I remember once applying for a job at the USU herbarium. I really knew nothing about working in an herbarium, but I was just starting my horticulture degree and wanted to work somewhere on campus in a job related to my major. For part of the application I had to submit some plant sketches. I had never taken an art class – band always counted for my creative arts credits in school – but I didn’t let that deter me. I went out to my mom’s flower garden and sketched some gazanias as best as I knew how.
I didn’t end up getting the job. Sometimes I wonder how my life’s trajectory would have changed had I worked in the herbarium. Would I still have found myself in the weeds?
Regardless, I must have been more confident (or blissfully naïve?) as a college freshman than I am now, because I certainly would never apply for a job now that required me to have art skills. But I’ve always enjoyed botanical art and wished that I was better at drawing, so when I saw the following on the USU events calendar, I was definitely intrigued:
“Art and science come together at January’s Family Art Day! Plant scientists use art skills to document new plants. Come and examine plants and create your own descriptive drawings with pen and watercolor. Art making for all ages is offered from 11AM-2PM. This month’s Family Art Day activity will coincide with the USU Library exhibit “Roots: The Nature of Books” on view now in Special Collections through January 26, 2018.”
Could this be my chance to jumpstart a latent desire and learn a new skill?
I almost talked myself out of going; instead, I talked my mom into coming with me. I had planned on bringing Grace along, too, but then she ended up taking an early nap. And you don’t want to mess with her naps. Had she come I might have actually done the activity part of the art day; as it was, I felt awkward (or intimidated) to be participating in the “kids” part without a kid.
The books, though? Those were amazing, and well worth the time to go see them. There were books from the 1600s! Detailed drawings of observations made with the naked eye, and with the use of early microscopes. It was inspiring and humbling to see and handle them.
There were also more contemporary books; my favorite of which was an illustrated hiking journal of Yosemite National Park made by Donna and Peter Thomas. She made the sketches, he made the paper. For more about Peter and Donna Thomas, check out their site here.
Looking at these old – and new – botanical drawings I was struck by the thought that art and science aren’t as separate as we sometimes make them out to be. Those botanical drawings from the 1600s were so intricate and detailed that I don’t think you could have captured them any better with a camera. So often today when we see something beautiful or interesting, we pull out our phone and snap a picture. The scientists and artists who made these books had to capture those images and observations with their paper and ink. And if you’re taking the time to draw out all the details of a crocus at every stage of growth you probably start thinking about how or why it does the things it does. What started out as perhaps a desire to create something beautiful, by sparking curiosity and questions, has now morphed into a science project. How does the scientific method start again? Oh yeah, by making observations and asking questions.
Science and art. Art and science.
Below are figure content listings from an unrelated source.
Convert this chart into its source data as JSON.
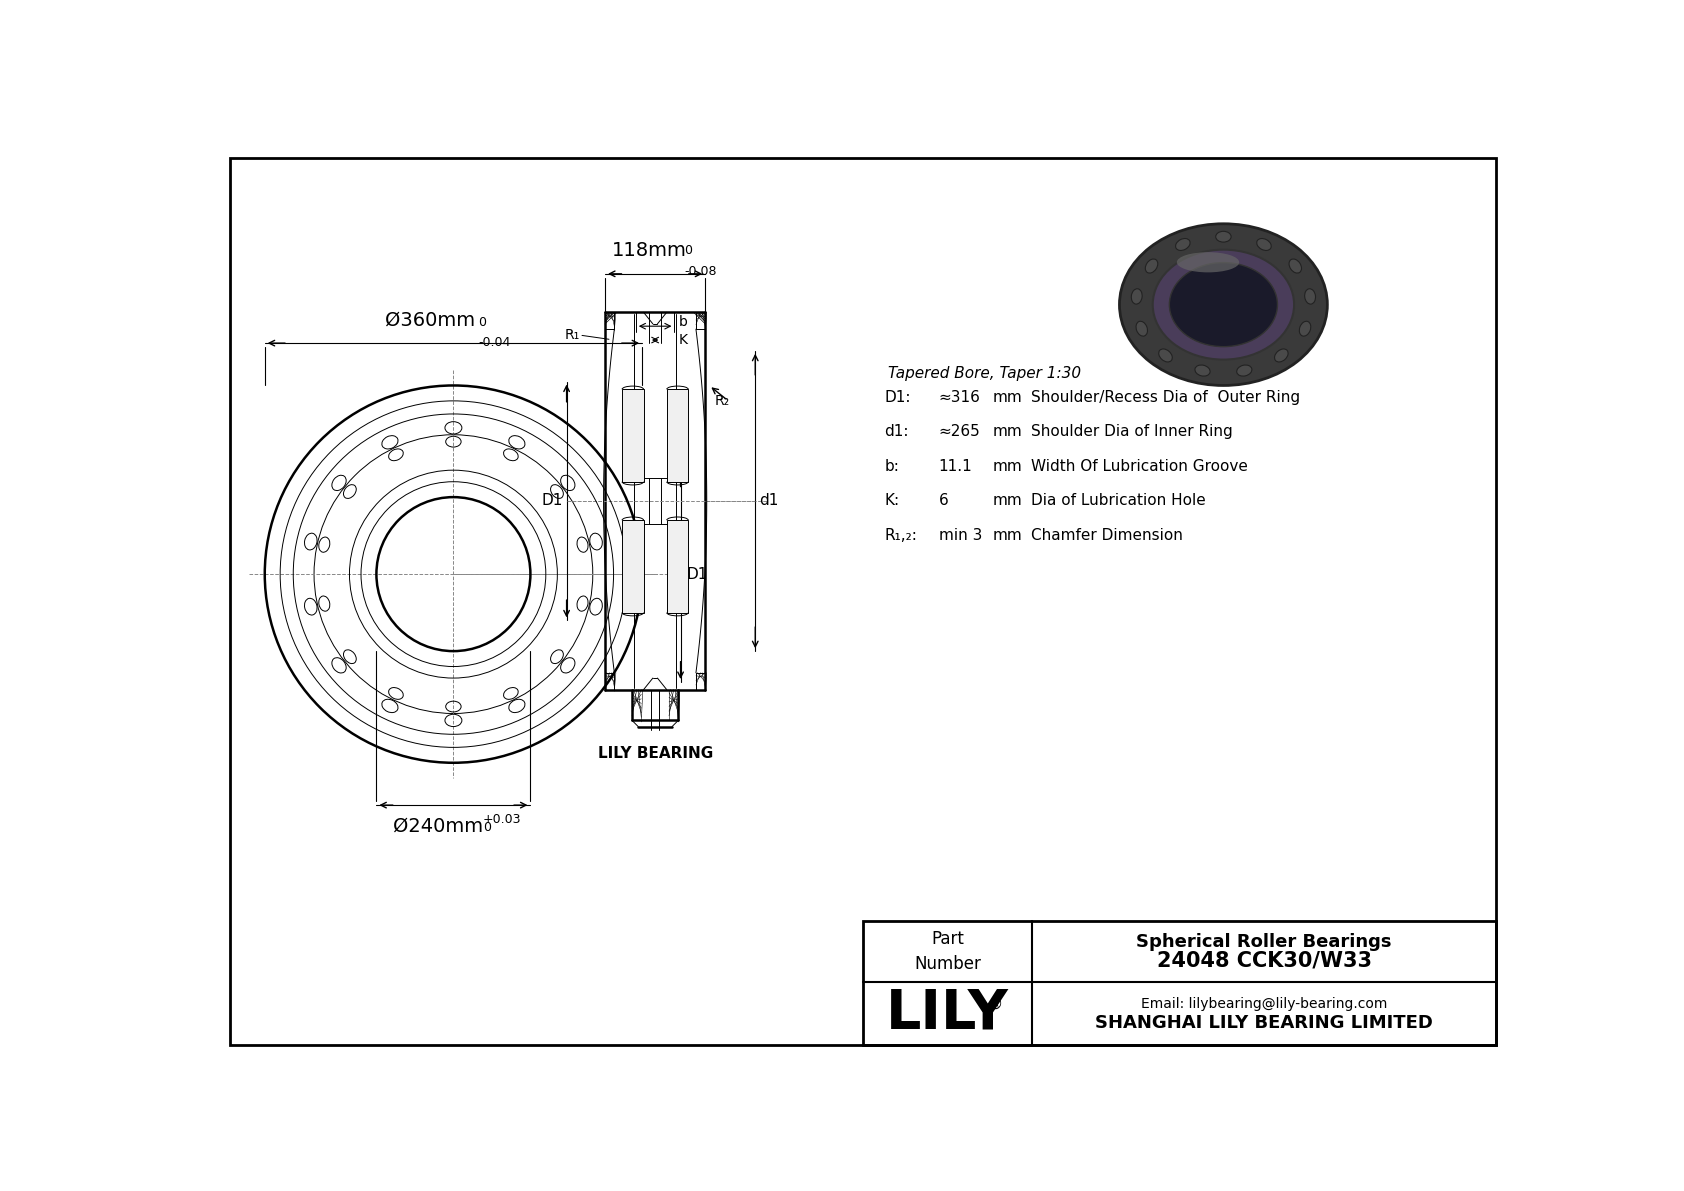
{
  "bg_color": "#ffffff",
  "line_color": "#000000",
  "lily_company": "SHANGHAI LILY BEARING LIMITED",
  "lily_email": "Email: lilybearing@lily-bearing.com",
  "part_number": "24048 CCK30/W33",
  "bearing_type": "Spherical Roller Bearings",
  "taper_note": "Tapered Bore, Taper 1:30",
  "specs": [
    {
      "label": "D1:",
      "value": "≈316",
      "unit": "mm",
      "desc": "Shoulder/Recess Dia of  Outer Ring"
    },
    {
      "label": "d1:",
      "value": "≈265",
      "unit": "mm",
      "desc": "Shoulder Dia of Inner Ring"
    },
    {
      "label": "b:",
      "value": "11.1",
      "unit": "mm",
      "desc": "Width Of Lubrication Groove"
    },
    {
      "label": "K:",
      "value": "6",
      "unit": "mm",
      "desc": "Dia of Lubrication Hole"
    },
    {
      "label": "R₁,₂:",
      "value": "min 3",
      "unit": "mm",
      "desc": "Chamfer Dimension"
    }
  ],
  "outer_dim_label": "Ø360mm",
  "outer_dim_tol_upper": "0",
  "outer_dim_tol_lower": "-0.04",
  "inner_dim_label": "Ø240mm",
  "inner_dim_tol_upper": "+0.03",
  "inner_dim_tol_lower": "0",
  "width_label": "118mm",
  "width_tol_upper": "0",
  "width_tol_lower": "-0.08",
  "dim_D1": "D1",
  "dim_d1": "d1",
  "dim_R1": "R₁",
  "dim_R2": "R₂",
  "dim_b": "b",
  "dim_K": "K",
  "lily_brand": "LILY"
}
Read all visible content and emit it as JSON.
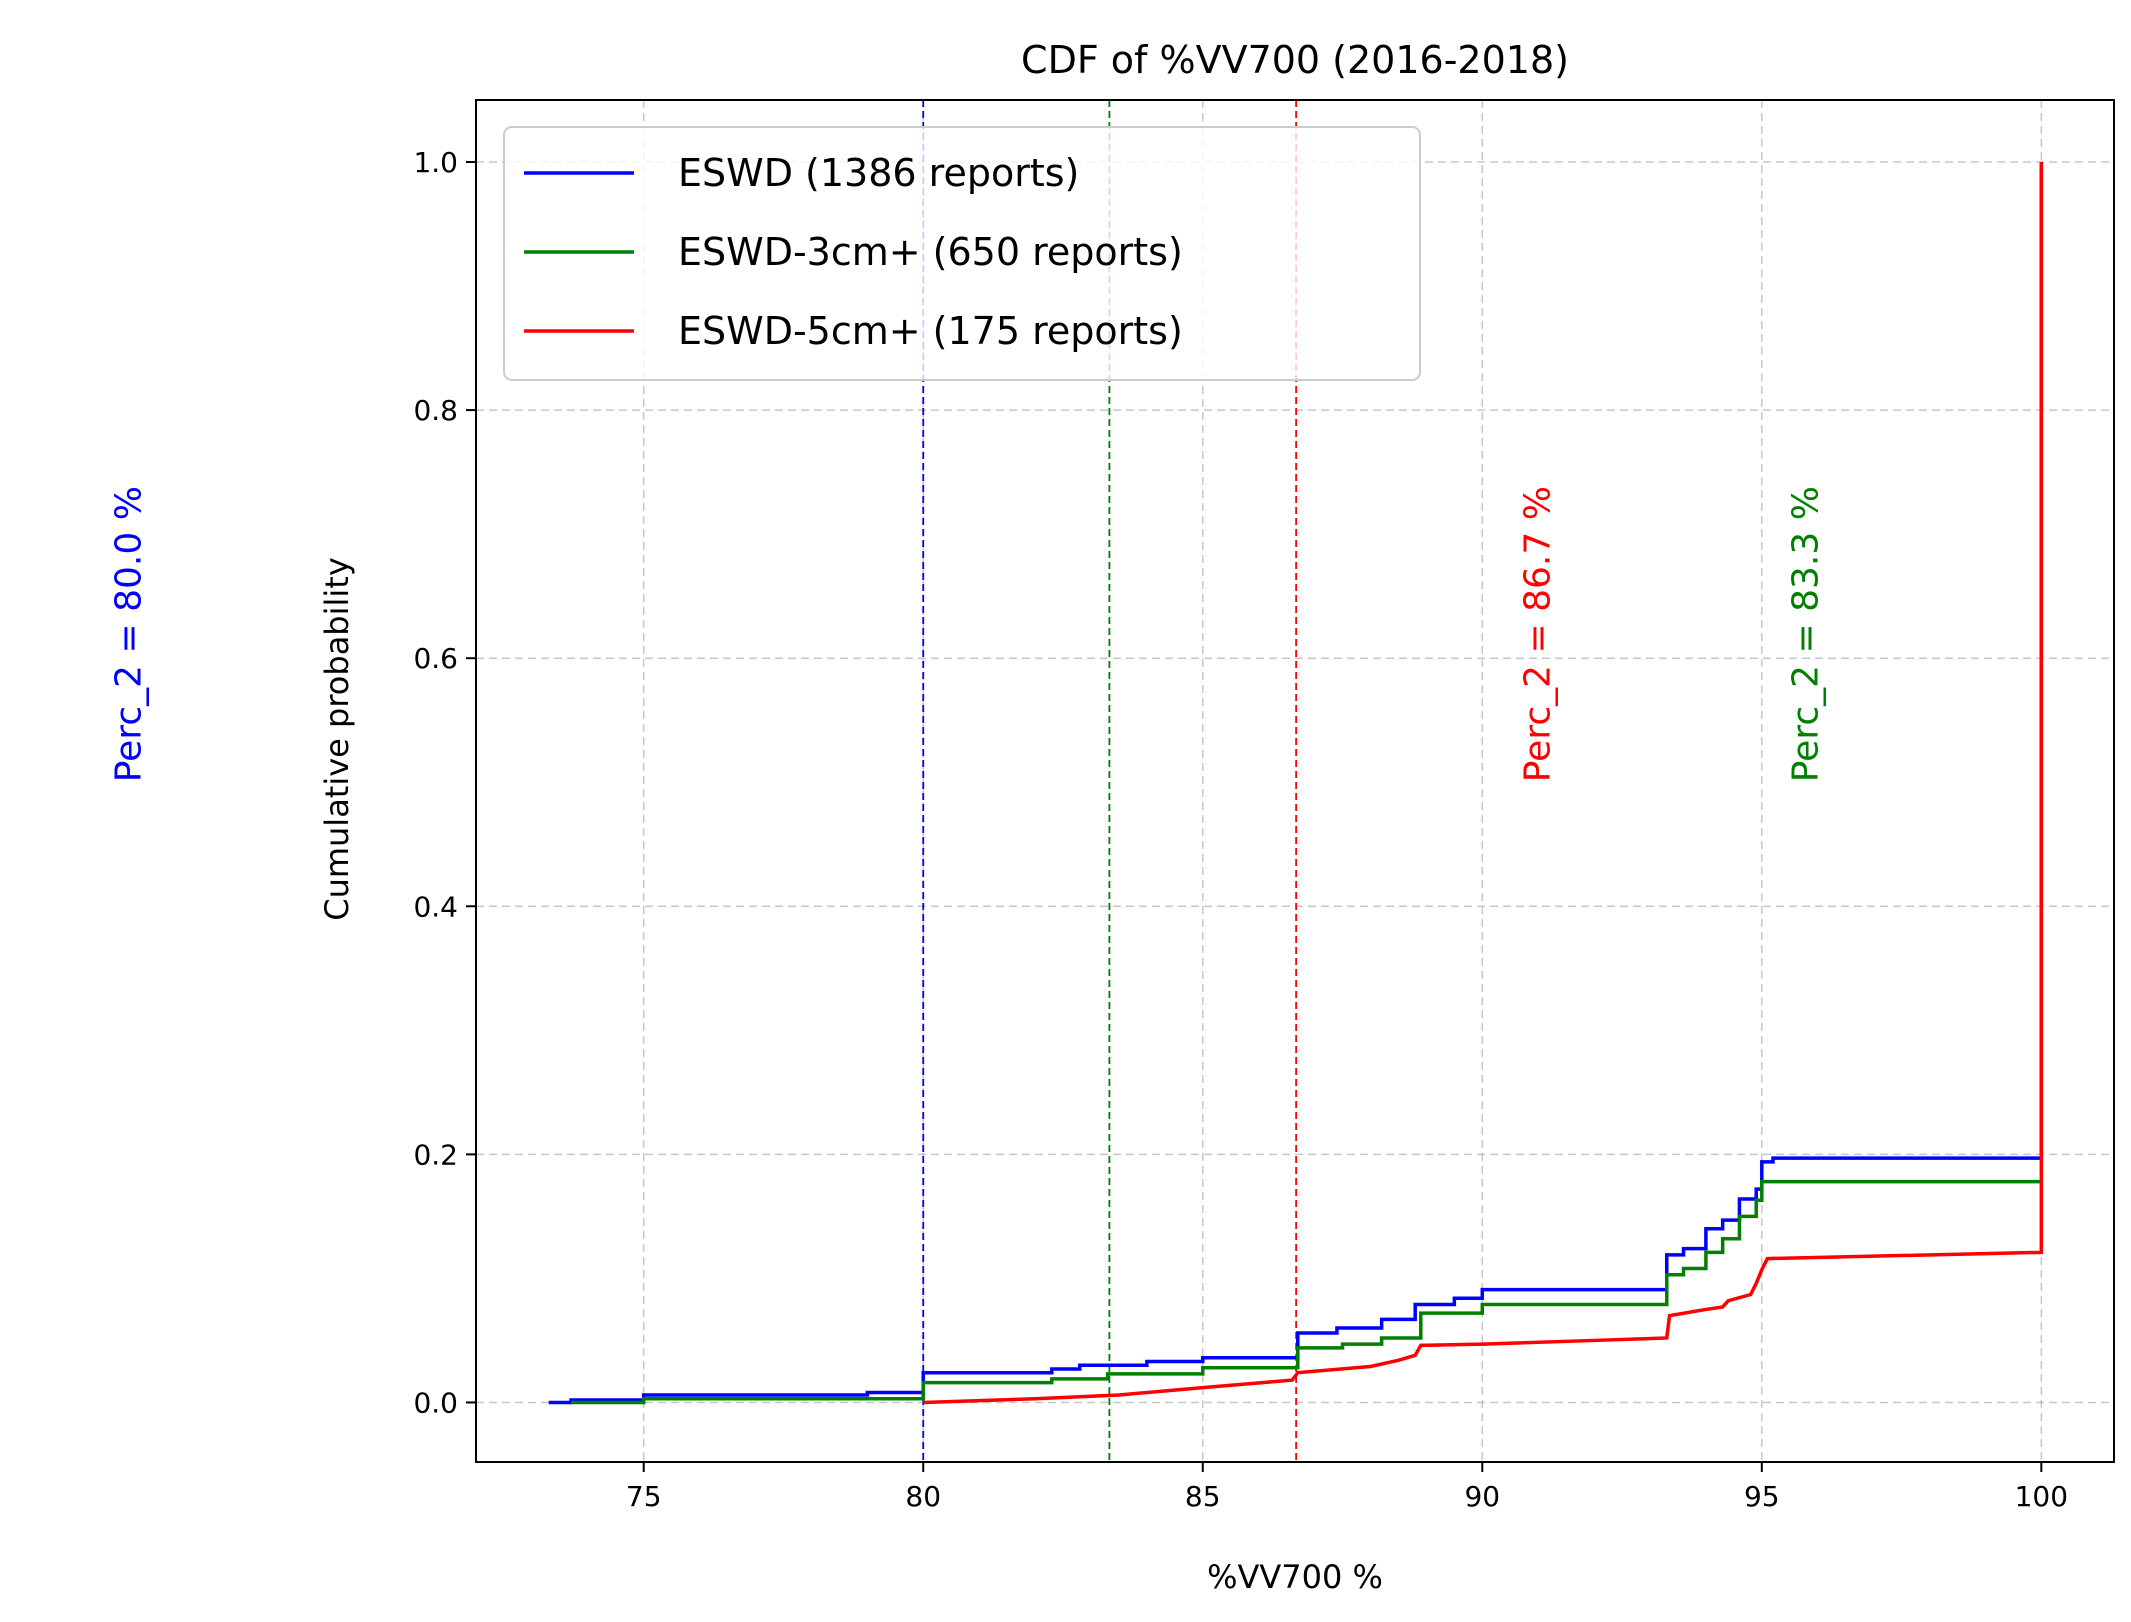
{
  "chart_data": {
    "type": "line",
    "title": "CDF of %VV700 (2016-2018)",
    "xlabel": "%VV700 %",
    "ylabel": "Cumulative probability",
    "xlim": [
      72,
      101.3
    ],
    "ylim": [
      -0.048,
      1.05
    ],
    "xticks": [
      75,
      80,
      85,
      90,
      95,
      100
    ],
    "yticks": [
      0.0,
      0.2,
      0.4,
      0.6,
      0.8,
      1.0
    ],
    "xtick_labels": [
      "75",
      "80",
      "85",
      "90",
      "95",
      "100"
    ],
    "ytick_labels": [
      "0.0",
      "0.2",
      "0.4",
      "0.6",
      "0.8",
      "1.0"
    ],
    "grid": true,
    "legend_position": "top-left",
    "series": [
      {
        "name": "ESWD (1386 reports)",
        "color": "#0000ff",
        "step": true,
        "x": [
          73.3,
          73.7,
          75.0,
          79.0,
          80.0,
          82.3,
          82.8,
          84.0,
          85.0,
          86.7,
          87.4,
          88.2,
          88.8,
          89.5,
          90.0,
          93.3,
          93.6,
          94.0,
          94.3,
          94.6,
          94.9,
          95.0,
          95.2,
          100.0,
          100.0
        ],
        "y": [
          0.0,
          0.002,
          0.006,
          0.008,
          0.024,
          0.027,
          0.03,
          0.033,
          0.036,
          0.056,
          0.06,
          0.067,
          0.079,
          0.084,
          0.091,
          0.119,
          0.124,
          0.14,
          0.147,
          0.164,
          0.172,
          0.194,
          0.197,
          0.197,
          1.0
        ]
      },
      {
        "name": "ESWD-3cm+ (650 reports)",
        "color": "#008000",
        "step": true,
        "x": [
          73.7,
          75.0,
          80.0,
          82.3,
          83.3,
          85.0,
          86.7,
          87.5,
          88.2,
          88.9,
          90.0,
          93.3,
          93.6,
          94.0,
          94.3,
          94.6,
          94.9,
          95.0,
          100.0
        ],
        "y": [
          0.0,
          0.003,
          0.016,
          0.019,
          0.023,
          0.028,
          0.044,
          0.047,
          0.052,
          0.072,
          0.079,
          0.103,
          0.108,
          0.121,
          0.132,
          0.15,
          0.163,
          0.178,
          0.178
        ]
      },
      {
        "name": "ESWD-5cm+ (175 reports)",
        "color": "#ff0000",
        "step": false,
        "x": [
          80.0,
          82.0,
          83.5,
          85.0,
          86.6,
          86.7,
          88.0,
          88.5,
          88.8,
          88.9,
          90.0,
          92.0,
          93.3,
          93.35,
          94.0,
          94.3,
          94.4,
          94.8,
          94.9,
          95.0,
          95.1,
          100.0,
          100.0
        ],
        "y": [
          0.0,
          0.003,
          0.006,
          0.012,
          0.018,
          0.024,
          0.029,
          0.034,
          0.038,
          0.046,
          0.047,
          0.05,
          0.052,
          0.07,
          0.075,
          0.077,
          0.082,
          0.087,
          0.096,
          0.107,
          0.116,
          0.121,
          1.0
        ]
      }
    ],
    "vlines": [
      {
        "x": 80.0,
        "color": "#0000ff"
      },
      {
        "x": 83.33,
        "color": "#008000"
      },
      {
        "x": 86.67,
        "color": "#ff0000"
      }
    ],
    "annotations": [
      {
        "text": "Perc_2 = 80.0 %",
        "color": "#0000ff",
        "x": 66.0,
        "y": 0.5
      },
      {
        "text": "Perc_2 = 86.7 %",
        "color": "#ff0000",
        "x": 91.2,
        "y": 0.5
      },
      {
        "text": "Perc_2 = 83.3 %",
        "color": "#008000",
        "x": 96.0,
        "y": 0.5
      }
    ]
  }
}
I think this is what first drew me to – and continues to draw me to – horticulture – it really is a blending of art and science. Together they create a wonderful whole.
P.s. Even though I chickened out about participating in the art activity on campus, I told myself I would draw some of my plants at home. It took me a couple days, but one morning, while coloring with Grace I decided to try and sketch some of the plants on my kitchen table. No great works of art, I assure you, but at least they resemble their respective plant models. I think. (If you would like to see some truly great botanical art, check out my friend Tyler Swain’s work. I’d like to think that his summers spent working for us contributed to his talent, but I’m sure it was really the other way around – his attention to detail made him an excellent weed mapper.)